El informe analiza igualmente otros esquemas contributivos, incluida la Ley 60 —individuos, exportaciones y energía—, la Ley 74 —Turismo—, la Ley 273 —entidades financieras— y las Zonas de Oportunidad.
Según el más reciente Informe de Gastos Tributarios, publicado en junio por el Departamento de Hacienda de Puerto Rico, el gobierno boricua estima que las pérdidas de ingresos superarán los 18 mil millones de dólares por concepto de la Ley 22.
Esa cifra cuadruplica el estimado anterior de cuatro mil 400 millones proyectado para el periodo de 2020-2026.
La Ley 22, para Incentivar el Traslado de Individuos Inversionistas a Puerto Rico aprobada en 2012, otorga a sus beneficiarios exenciones del 100 por ciento sobre intereses, dividendos y ganancias de capital, sin requerir inversión o creación de empleos.

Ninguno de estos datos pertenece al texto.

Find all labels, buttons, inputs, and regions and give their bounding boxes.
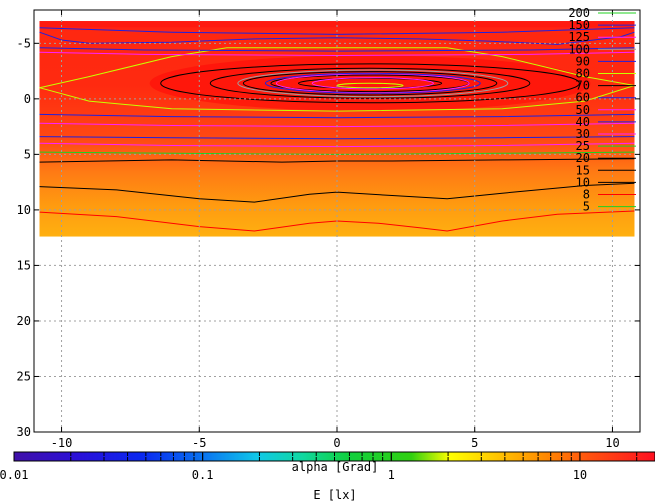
x-tick-label: 10 xyxy=(605,436,619,450)
y-tick-label: 30 xyxy=(17,425,31,439)
y-tick-label: 15 xyxy=(17,258,31,272)
legend-label: 80 xyxy=(576,67,590,81)
legend-label: 150 xyxy=(568,18,590,32)
legend-label: 50 xyxy=(576,103,590,117)
contour-ring-70 xyxy=(209,67,531,99)
legend-label: 90 xyxy=(576,54,590,68)
heatmap-field xyxy=(39,21,635,237)
legend-label: 8 xyxy=(583,188,590,202)
colorbar-tick-label: 0.1 xyxy=(192,468,214,482)
legend-label: 125 xyxy=(568,30,590,44)
contour-ring-100 xyxy=(237,69,509,98)
legend-label: 30 xyxy=(576,127,590,141)
legend-label: 25 xyxy=(576,139,590,153)
legend-label: 200 xyxy=(568,6,590,20)
x-tick-label: -10 xyxy=(51,436,73,450)
contour-ring-70 xyxy=(297,77,443,89)
contour-ring-60 xyxy=(264,72,481,94)
heatmap-area xyxy=(39,21,635,237)
contour-line-80 xyxy=(39,47,635,89)
x-tick-label: 5 xyxy=(471,436,478,450)
heatmap-top-band xyxy=(39,21,635,28)
x-axis-label: alpha [Grad] xyxy=(292,460,379,474)
contour-ring-50 xyxy=(311,77,434,90)
colorbar-label: E [lx] xyxy=(313,488,356,502)
contour-line-40 xyxy=(39,136,635,140)
contour-line-25 xyxy=(39,151,635,155)
contour-line-10 xyxy=(39,182,635,203)
y-tick-label: 20 xyxy=(17,314,31,328)
legend-label: 70 xyxy=(576,79,590,93)
contour-ring-70 xyxy=(242,71,498,96)
contour-ring-70 xyxy=(160,63,580,104)
colorbar-tick-label: 10 xyxy=(573,468,587,482)
legend-label: 15 xyxy=(576,163,590,177)
colorbar-bar xyxy=(14,452,655,461)
y-tick-label: -5 xyxy=(17,36,31,50)
x-tick-label: 0 xyxy=(333,436,340,450)
contour-line-150 xyxy=(39,31,635,45)
x-tick-label: -5 xyxy=(192,436,206,450)
contour-line-150 xyxy=(39,27,635,35)
y-tick-label: 10 xyxy=(17,203,31,217)
colorbar-tick-label: 1 xyxy=(388,468,395,482)
y-tick-label: 25 xyxy=(17,369,31,383)
contour-ring-50 xyxy=(275,73,470,94)
colorbar-tick-label: 0.01 xyxy=(0,468,28,482)
contour-line-60 xyxy=(39,113,635,119)
y-tick-label: 5 xyxy=(24,147,31,161)
legend-label: 100 xyxy=(568,42,590,56)
legend-label: 10 xyxy=(576,175,590,189)
legend-label: 60 xyxy=(576,91,590,105)
legend-label: 5 xyxy=(583,200,590,214)
legend-label: 40 xyxy=(576,115,590,129)
y-tick-label: 0 xyxy=(24,92,31,106)
colorbar-frame xyxy=(13,451,655,462)
legend-label: 20 xyxy=(576,151,590,165)
colorbar: 0.01 0.1 1 10 xyxy=(0,451,655,482)
contour-line-8 xyxy=(39,210,635,232)
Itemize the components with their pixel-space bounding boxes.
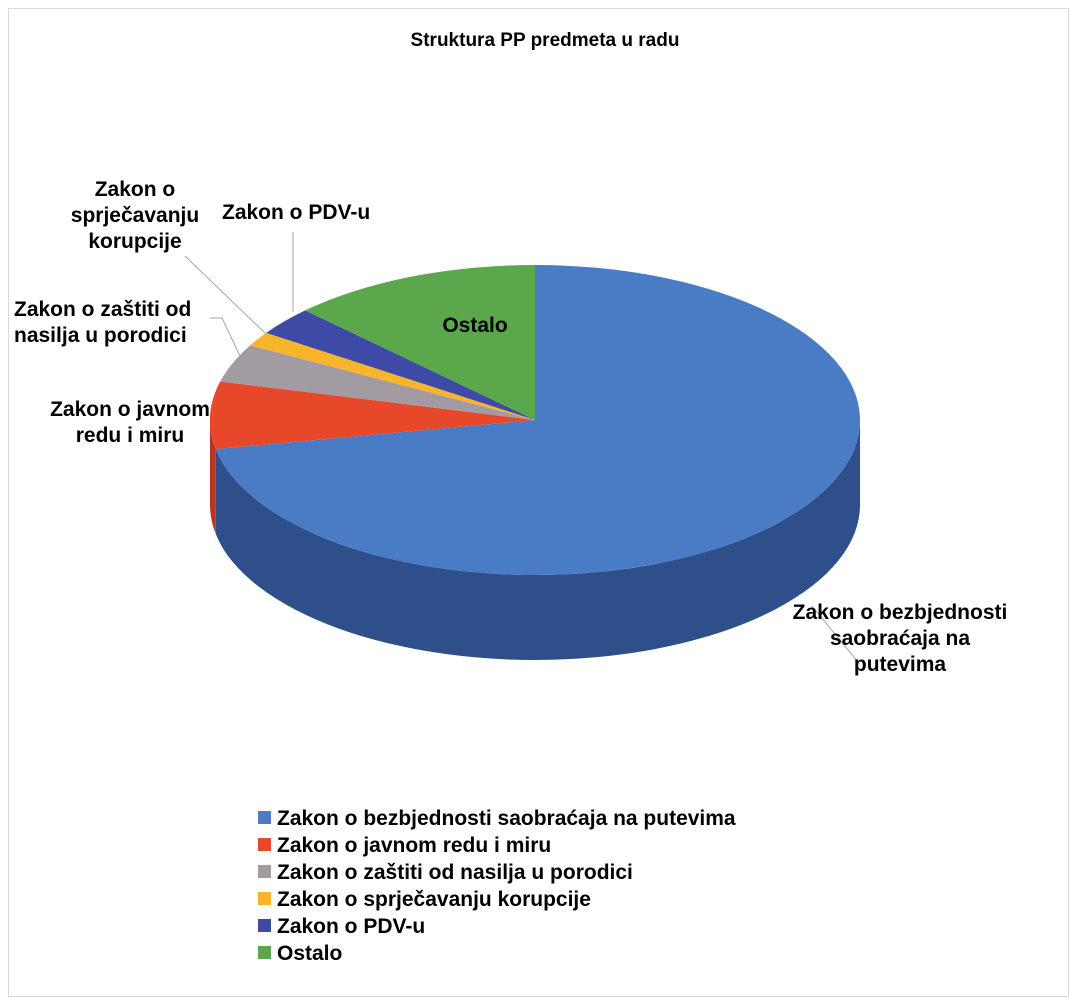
pie-slice xyxy=(250,332,536,420)
leader-line xyxy=(210,317,241,357)
leader-line xyxy=(811,605,859,663)
data-label: Zakon o javnom redu i miru xyxy=(50,398,210,447)
legend-swatch xyxy=(258,865,271,878)
legend-item: Zakon o zaštiti od nasilja u porodici xyxy=(258,860,633,886)
legend-label: Zakon o zaštiti od nasilja u porodici xyxy=(277,861,633,884)
data-label: Zakon o zaštiti od nasilja u porodici xyxy=(14,298,192,347)
pie xyxy=(210,265,860,661)
pie-slice xyxy=(305,265,535,420)
chart-border xyxy=(8,8,1069,997)
legend-swatch xyxy=(258,892,271,905)
legend-swatch xyxy=(258,811,271,824)
legend-swatch xyxy=(258,919,271,932)
pie-side xyxy=(210,420,216,535)
legend-item: Zakon o sprječavanju korupcije xyxy=(258,887,591,913)
legend-label: Ostalo xyxy=(277,942,343,965)
pie-slice xyxy=(220,345,535,420)
data-label: Zakon o PDV-u xyxy=(222,201,371,224)
pie-slice xyxy=(215,265,860,575)
data-label: Zakon o sprječavanju korupcije xyxy=(70,178,200,253)
legend-swatch xyxy=(258,838,271,851)
legend-swatch xyxy=(258,946,271,959)
legend-label: Zakon o bezbjednosti saobraćaja na putev… xyxy=(277,807,736,830)
data-label: Zakon o bezbjednosti saobraćaja na putev… xyxy=(792,601,1008,676)
legend-item: Zakon o bezbjednosti saobraćaja na putev… xyxy=(258,806,736,832)
pie-slice xyxy=(266,310,535,420)
chart-title: Struktura PP predmeta u radu xyxy=(411,30,680,51)
legend-item: Ostalo xyxy=(258,941,342,967)
pie-side xyxy=(215,420,860,661)
legend-item: Zakon o javnom redu i miru xyxy=(258,833,551,859)
legend-label: Zakon o sprječavanju korupcije xyxy=(277,888,591,911)
legend-label: Zakon o javnom redu i miru xyxy=(277,834,552,857)
data-label: Ostalo xyxy=(442,314,508,337)
leader-line xyxy=(184,255,267,335)
legend-label: Zakon o PDV-u xyxy=(277,915,426,938)
legend-item: Zakon o PDV-u xyxy=(258,914,425,940)
pie-slice xyxy=(210,381,535,450)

El secretario del Departamento de Desarrollo Económico y Comercio (DDEC), Sebastián Negrón Reichard, indicó hace unos días que, aunque en la base de datos oficial se registran 5 mil 800 decretos de exención contributiva, solo 2 mil 600 permanecen activos.
El DDEC anunció que ha redoblado los esfuerzos de fiscalización, enviado notificaciones y revocado varios decretos, mas no aclaró qué sucede tras una revocación ni si el gobierno implementará mecanismos de cobro a quienes incumplieron.

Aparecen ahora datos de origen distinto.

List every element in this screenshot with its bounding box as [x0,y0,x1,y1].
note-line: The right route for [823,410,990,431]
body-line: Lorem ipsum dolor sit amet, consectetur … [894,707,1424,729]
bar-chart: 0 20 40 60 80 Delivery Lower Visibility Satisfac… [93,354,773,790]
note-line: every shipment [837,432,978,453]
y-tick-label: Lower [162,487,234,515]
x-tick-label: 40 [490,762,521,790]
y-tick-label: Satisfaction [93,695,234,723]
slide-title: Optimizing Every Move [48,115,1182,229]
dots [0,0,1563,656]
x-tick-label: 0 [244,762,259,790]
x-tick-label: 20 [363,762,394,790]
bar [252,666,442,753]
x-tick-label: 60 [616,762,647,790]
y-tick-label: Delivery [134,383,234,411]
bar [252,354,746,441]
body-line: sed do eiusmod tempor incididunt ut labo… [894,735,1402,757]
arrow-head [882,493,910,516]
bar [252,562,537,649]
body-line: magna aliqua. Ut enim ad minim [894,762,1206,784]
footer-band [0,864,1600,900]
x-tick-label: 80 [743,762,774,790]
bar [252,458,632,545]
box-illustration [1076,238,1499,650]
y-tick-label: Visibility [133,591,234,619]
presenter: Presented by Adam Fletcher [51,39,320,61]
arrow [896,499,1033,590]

“Durante los últimos tres años, nuestro trabajo se ha enfocado en estudiar el impacto y supuestos beneficios de la Ley 22 y los datos son claros: el gobierno pierde mucho más de lo que recauda”, expresó Ane Hernández, portavoz de la coalición Puerto Rico No Se Vende.
Reiteró que este último Informe por Hacienda refleja 18 mil millones de dólares que podrían invertirse en energía, pago de pensiones, hospitales y escuelas.

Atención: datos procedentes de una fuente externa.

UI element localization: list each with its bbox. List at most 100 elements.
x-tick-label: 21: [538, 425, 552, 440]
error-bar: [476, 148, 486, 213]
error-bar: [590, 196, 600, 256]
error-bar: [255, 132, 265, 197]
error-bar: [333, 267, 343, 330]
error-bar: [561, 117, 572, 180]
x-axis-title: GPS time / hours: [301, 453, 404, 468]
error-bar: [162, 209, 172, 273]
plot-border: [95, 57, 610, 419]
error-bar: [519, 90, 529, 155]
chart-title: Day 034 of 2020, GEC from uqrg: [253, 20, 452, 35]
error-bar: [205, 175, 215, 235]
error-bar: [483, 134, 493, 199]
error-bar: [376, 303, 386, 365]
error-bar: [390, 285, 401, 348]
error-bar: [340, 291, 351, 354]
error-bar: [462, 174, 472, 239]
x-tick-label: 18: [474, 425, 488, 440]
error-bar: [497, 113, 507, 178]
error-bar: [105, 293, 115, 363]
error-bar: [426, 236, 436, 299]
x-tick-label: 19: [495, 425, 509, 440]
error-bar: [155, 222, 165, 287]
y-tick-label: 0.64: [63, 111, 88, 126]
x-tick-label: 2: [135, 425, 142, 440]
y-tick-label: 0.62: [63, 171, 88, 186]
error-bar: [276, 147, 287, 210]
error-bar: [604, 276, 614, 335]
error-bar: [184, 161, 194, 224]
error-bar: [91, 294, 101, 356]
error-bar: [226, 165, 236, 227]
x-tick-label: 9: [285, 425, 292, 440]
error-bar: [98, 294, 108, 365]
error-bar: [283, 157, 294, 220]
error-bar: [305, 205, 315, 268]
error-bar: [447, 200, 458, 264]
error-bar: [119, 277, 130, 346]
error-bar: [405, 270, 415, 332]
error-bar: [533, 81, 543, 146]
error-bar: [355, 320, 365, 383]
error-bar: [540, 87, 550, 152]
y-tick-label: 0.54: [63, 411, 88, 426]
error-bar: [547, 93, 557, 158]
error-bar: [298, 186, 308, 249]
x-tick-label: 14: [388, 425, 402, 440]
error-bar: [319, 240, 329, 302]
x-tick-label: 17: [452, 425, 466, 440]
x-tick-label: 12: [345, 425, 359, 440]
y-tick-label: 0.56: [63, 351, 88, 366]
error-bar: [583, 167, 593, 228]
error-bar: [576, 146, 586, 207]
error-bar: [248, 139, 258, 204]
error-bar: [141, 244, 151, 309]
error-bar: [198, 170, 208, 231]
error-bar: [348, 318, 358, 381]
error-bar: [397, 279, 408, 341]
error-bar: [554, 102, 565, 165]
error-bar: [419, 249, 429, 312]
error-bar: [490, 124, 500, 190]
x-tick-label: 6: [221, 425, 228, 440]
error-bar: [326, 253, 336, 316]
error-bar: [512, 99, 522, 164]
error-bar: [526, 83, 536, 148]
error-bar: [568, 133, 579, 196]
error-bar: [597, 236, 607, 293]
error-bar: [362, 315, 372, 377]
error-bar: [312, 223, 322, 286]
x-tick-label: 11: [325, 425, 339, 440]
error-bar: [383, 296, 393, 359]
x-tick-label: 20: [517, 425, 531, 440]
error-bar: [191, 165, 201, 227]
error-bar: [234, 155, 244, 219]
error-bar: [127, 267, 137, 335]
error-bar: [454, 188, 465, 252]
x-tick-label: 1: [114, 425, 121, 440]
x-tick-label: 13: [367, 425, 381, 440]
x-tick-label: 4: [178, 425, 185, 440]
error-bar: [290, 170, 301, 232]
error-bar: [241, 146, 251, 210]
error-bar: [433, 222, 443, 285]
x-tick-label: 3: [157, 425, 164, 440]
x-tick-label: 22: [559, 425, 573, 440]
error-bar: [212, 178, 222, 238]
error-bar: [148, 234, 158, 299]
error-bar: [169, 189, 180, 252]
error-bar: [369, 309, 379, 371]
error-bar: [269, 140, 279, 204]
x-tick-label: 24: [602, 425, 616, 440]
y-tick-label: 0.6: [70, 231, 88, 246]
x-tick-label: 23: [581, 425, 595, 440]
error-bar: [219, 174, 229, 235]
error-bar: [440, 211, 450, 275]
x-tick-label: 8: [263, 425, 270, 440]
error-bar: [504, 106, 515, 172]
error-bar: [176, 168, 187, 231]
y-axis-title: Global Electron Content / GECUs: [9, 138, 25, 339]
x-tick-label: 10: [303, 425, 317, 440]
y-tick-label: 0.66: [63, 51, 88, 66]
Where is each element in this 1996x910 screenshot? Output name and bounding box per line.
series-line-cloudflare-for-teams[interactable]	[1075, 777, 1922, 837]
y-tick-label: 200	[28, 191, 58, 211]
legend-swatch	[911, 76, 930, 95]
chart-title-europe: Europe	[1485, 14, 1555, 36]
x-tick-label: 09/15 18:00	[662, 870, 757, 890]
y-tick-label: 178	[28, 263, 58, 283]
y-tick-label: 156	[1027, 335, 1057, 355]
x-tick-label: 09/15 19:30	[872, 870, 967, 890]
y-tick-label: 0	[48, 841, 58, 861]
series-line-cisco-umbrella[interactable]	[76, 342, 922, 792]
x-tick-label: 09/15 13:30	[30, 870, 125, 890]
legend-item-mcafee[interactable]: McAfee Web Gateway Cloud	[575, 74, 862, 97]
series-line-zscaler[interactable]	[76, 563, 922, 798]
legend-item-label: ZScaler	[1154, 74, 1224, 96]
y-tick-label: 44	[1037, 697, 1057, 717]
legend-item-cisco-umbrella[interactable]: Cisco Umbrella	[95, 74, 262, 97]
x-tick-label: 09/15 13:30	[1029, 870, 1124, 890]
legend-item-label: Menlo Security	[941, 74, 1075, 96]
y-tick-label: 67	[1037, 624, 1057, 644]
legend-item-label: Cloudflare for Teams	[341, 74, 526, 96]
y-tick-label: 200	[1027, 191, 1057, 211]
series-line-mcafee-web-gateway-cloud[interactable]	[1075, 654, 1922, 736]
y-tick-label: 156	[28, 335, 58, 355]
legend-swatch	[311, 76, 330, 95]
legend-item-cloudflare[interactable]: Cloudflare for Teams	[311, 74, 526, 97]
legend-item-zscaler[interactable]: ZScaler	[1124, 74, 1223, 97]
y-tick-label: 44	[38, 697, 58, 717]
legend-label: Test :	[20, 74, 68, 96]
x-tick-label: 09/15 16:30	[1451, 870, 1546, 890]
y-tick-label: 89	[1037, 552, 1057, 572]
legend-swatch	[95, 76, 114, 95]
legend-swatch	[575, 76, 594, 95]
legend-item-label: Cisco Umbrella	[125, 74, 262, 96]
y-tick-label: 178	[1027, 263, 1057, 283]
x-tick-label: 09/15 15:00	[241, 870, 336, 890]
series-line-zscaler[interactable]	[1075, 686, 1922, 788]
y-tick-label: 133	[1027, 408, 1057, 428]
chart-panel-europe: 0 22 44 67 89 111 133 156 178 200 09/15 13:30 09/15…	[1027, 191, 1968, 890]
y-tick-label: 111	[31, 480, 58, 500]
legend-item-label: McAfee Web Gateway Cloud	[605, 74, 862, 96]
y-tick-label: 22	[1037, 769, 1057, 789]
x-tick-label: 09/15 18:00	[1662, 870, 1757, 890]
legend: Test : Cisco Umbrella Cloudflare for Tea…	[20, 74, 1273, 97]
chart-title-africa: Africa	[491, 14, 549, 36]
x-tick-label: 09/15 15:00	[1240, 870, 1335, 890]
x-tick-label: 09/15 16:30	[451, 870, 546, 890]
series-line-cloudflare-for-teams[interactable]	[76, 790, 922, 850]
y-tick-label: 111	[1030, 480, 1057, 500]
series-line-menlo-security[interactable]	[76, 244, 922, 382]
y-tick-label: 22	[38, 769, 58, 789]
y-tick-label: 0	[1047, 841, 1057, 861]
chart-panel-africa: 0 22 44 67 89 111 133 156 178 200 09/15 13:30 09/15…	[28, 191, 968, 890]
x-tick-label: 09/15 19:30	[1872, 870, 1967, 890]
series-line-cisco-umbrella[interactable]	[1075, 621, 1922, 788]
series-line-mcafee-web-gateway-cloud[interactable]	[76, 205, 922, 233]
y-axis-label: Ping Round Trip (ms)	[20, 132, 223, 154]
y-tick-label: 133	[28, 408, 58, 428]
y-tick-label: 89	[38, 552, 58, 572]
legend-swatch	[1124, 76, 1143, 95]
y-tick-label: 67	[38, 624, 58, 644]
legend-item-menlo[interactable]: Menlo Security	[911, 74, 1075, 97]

“Mientras el país se empobrece, el gobierno le da prioridad a los millonarios que compran propiedades, desplazan (a la gente) y no pagan contribuciones; le ha tomado al gobierno 13 años implementar mecanismos de fiscalización y ya es tarde para eso”, anotó Hernández al subrayar que con las proyecciones actuales, la única acción responsable es eliminar este incentivo.
El Informe de Gastos Tributarios es un documento oficial del Departamento de Hacienda que detalla el costo fiscal de las exenciones, deducciones y créditos contributivos otorgados por el Gobierno, cuyo propósito es transparentar cuánto deja de recaudar el Estado por concepto de incentivos contributivos.
“Lo más alarmante es que la Ley 22 es solo una fracción mínima de un sistema de privilegios contributivos y del cual ellos se benefician múltiples veces, mientras el resto del país carga con las pérdidas”, destacó Hernández.